Why proactivity is the variable that drives profitability
What makes a private banking relationship profitable is not complicated. It is, for instance, the RM who reaches out before the client asks, deepens trust, expands share of wallet, and prevents attrition. The RM who only responds is always a step behind - reacting to needs that have already been felt, sometimes already addressed elsewhere.
The data on client expectations makes this gap concrete. 77% of clients say more frequent, personalized communication would increase their confidence in their relationship manager. That's not a preference - it's a gap between expectation and delivery that erodes relationships over time.
Most RMs in private banking entered the profession precisely to build the kind of deep, long-term client relationships that define it. The gap, however, is a capacity problem. An RM who spends their morning navigating three systems to assemble a pre-meeting brief, their afternoon processing KYC documentation, and their end of day writing up notes from memory doesn't have the time to make the call that keeps the next generation in the book.
The architecture makes proactivity structurally impossible at scale, and that's what the profitability data is measuring.
Why training and hiring don't move the needle - and sometimes make it worse
Private banking leadership responding to flat profitability numbers tends to reach for a set of rational tools: clearer RM prioritization frameworks, stronger performance management, better training on book management, and when those don't move the needle, additional headcount.
These are logical responses, but they are responses to the wrong problem.
Prioritization frameworks help RMs allocate their 30% of client time more effectively.
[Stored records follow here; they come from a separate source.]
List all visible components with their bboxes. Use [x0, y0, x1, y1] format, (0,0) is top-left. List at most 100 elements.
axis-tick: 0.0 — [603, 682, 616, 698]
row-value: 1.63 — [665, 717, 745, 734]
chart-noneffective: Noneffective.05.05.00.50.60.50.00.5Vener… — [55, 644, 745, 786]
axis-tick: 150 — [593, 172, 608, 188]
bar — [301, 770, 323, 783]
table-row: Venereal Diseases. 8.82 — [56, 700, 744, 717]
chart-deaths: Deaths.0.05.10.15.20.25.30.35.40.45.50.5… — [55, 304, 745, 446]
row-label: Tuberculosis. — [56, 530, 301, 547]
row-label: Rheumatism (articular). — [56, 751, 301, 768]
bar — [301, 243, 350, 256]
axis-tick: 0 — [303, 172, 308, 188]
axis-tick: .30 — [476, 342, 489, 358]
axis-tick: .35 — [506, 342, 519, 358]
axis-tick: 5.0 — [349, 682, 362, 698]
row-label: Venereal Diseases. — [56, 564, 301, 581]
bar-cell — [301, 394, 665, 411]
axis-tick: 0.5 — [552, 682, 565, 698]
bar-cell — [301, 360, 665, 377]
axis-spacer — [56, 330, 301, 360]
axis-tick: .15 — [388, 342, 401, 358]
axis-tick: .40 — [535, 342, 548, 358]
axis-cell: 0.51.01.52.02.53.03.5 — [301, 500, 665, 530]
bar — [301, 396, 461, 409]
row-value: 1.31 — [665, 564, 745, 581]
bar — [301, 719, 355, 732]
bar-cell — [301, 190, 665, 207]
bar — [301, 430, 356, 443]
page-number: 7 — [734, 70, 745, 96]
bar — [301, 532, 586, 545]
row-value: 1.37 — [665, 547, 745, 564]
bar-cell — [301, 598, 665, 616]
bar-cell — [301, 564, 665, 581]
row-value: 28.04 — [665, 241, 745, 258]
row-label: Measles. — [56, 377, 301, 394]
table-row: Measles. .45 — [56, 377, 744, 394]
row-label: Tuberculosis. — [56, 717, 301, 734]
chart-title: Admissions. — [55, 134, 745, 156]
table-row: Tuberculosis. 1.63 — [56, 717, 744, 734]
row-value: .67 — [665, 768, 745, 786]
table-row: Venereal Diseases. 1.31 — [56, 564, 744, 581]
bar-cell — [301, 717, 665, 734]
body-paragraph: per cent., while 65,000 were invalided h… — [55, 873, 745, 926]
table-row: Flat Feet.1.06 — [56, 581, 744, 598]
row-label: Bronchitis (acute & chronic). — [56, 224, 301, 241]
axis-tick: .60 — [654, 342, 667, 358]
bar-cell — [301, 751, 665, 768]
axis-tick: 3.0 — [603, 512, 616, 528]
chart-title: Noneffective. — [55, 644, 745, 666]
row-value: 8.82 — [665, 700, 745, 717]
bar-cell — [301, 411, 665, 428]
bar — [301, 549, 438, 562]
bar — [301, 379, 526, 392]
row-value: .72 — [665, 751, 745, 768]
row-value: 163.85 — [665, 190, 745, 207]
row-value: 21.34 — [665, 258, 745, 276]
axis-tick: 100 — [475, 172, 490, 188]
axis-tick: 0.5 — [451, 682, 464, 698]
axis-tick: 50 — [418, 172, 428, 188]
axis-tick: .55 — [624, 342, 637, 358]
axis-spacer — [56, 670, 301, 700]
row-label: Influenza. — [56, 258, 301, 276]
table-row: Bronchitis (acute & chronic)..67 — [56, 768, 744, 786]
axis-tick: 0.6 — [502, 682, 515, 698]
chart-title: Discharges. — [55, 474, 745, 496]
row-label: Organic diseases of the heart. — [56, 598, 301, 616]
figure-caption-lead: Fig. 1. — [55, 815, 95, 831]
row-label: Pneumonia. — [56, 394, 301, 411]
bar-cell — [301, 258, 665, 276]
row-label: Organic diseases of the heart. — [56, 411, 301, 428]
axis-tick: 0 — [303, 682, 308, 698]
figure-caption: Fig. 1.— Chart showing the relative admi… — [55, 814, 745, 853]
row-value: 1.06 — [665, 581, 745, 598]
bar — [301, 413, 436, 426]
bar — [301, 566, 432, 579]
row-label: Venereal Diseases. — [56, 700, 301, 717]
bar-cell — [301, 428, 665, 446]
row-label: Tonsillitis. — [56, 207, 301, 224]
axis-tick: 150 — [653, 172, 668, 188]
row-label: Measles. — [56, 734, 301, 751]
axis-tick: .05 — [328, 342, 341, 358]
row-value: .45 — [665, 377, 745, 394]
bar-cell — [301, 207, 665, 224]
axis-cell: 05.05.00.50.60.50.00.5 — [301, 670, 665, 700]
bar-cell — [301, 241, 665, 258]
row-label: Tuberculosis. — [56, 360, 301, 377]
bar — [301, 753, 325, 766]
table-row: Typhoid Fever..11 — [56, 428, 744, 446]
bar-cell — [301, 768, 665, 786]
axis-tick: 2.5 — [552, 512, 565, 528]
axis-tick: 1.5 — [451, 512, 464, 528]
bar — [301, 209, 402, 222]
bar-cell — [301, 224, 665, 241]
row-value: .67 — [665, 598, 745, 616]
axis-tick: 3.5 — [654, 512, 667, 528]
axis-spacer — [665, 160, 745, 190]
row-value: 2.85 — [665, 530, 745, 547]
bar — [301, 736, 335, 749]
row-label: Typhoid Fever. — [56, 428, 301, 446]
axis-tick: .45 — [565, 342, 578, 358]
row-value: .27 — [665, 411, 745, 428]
They don't recover the 70% lost to administrative work that the architecture forces. A more disciplined RM, working the same systems, faces exactly the same structural constraint. The ceiling doesn't move because it isn't behavioral. It's built into the infrastructure.
Hiring compounds the problem in a different way. A private bank that grows its RM headcount by 20% gets 20% more client relationships - and 20% more admin overhead at the same ratio. The proportion of time available for clients doesn't change, while the cost base grows.
Oliver Wyman's research makes the point directly: 25 to 45% of all relationship managers are themselves not profitable. That figure doesn't reflect a talent problem distributed randomly across the industry. It reflects a structural condition that affects RMs broadly.
The attrition dimension compounds this further. At any given time, 10-15% of clients are at high risk of leaving - and recovering that lost revenue takes 4 to 8 months of growth just to break even. When RMs don't have the capacity to be proactive with at-risk clients, the attrition that results isn't just a retention problem. It's a compounding drag on every profitability target the bank is trying to hit.
The diagnosis determines the solution
The profitability paradox in private banking is not a measurement of poor talent or weak leadership. It is a measurement of what happens when the operating model is built on infrastructure that forces every RM - regardless of skill, experience, or motivation - to spend most of their time on work that adds no relationship value.
The systems private banks operate across their frontline were built for transactions, not relationships. They hold data in separate places, require manual reconciliation at every step, and make a unified view of the client.Β
That architecture was never designed to support the proactive, high-frequency, personalized contact that private banking relationships require to be profitable. As a result, the RM needs to assemble all this data by hand before every meaningful interaction.Β
Every month a private bank spends applying management solutions to a structural problem is a month the underlying constraint compounds. The unprofitable relationships, the attrition risk, the RM capacity ceiling - none of it moves because none of it is a management problem.
The real problem is the fragmented systems that force every RM, regardless of talent or training, to spend 70% of their time on work that has nothing to do with clients.